April 13, 1999 was a Tuesday, which meant that all music majors were in the Recital Salon for a weekly Convocation of required performances. Convo was scheduled conveniently after lunch, so it could double as a siesta if you sat in one of the chairs with a metal rail behind it serving as a headrest. Because every music major had to perform once per semester, there was an established bag of tricks to rely on to minimize the pain of your performance. For example, really artistic pieces with no accompaniment got a lot of playtime because then you wouldn't have to pay a pianist.
The trick I employed in my junior year was to find the absolute shortest song possible that still counted as a serious musical endeavour -- Scherzo for Trumpet and Piano by Ilia E. Shakhov. Coming in at just under two minutes, this piece fulfilled Convocation requirements to the letter of the law, like writing an essay in English that's three pages long, but with 1.01" margins and 1.2 line spacing.

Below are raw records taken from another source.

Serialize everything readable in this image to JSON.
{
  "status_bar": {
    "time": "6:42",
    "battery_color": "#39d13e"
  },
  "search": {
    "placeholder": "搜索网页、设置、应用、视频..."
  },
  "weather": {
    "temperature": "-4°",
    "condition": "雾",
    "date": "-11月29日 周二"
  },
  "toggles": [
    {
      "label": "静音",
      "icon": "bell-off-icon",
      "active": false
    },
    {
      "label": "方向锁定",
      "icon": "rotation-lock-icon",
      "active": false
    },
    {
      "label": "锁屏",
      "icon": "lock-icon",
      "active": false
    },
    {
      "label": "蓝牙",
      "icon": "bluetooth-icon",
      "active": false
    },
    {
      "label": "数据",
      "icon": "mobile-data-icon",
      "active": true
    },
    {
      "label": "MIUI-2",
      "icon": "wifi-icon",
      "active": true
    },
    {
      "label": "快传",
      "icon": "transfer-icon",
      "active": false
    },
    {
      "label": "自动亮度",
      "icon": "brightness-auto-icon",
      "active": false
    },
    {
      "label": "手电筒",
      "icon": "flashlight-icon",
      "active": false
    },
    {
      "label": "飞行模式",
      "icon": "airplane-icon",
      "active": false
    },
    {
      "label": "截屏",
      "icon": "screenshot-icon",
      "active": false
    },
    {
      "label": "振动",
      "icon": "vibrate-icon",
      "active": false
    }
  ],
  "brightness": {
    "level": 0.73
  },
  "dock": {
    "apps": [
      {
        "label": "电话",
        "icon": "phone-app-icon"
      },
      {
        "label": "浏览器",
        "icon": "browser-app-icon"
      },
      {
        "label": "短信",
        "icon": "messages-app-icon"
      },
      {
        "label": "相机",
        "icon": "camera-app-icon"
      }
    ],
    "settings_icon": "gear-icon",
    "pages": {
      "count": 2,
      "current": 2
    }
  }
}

What follows is one of the lowest quality musical performances since the marching band tried to play the finale of Shostakovich's 5th Symphony while running across a football field. This was no surprise -- I knew that I was not good enough to be a performance major and just wanted to get the Convocation over with so I could go back to writing music that no one would ever play.
In the aftermath of this revulsion, a couple trumpet players who actually WERE performance majors (on the middling-to-poor scale) discreetly approached me as if I were their pot dealer and asked where they could "buy the sheet music to that really short song".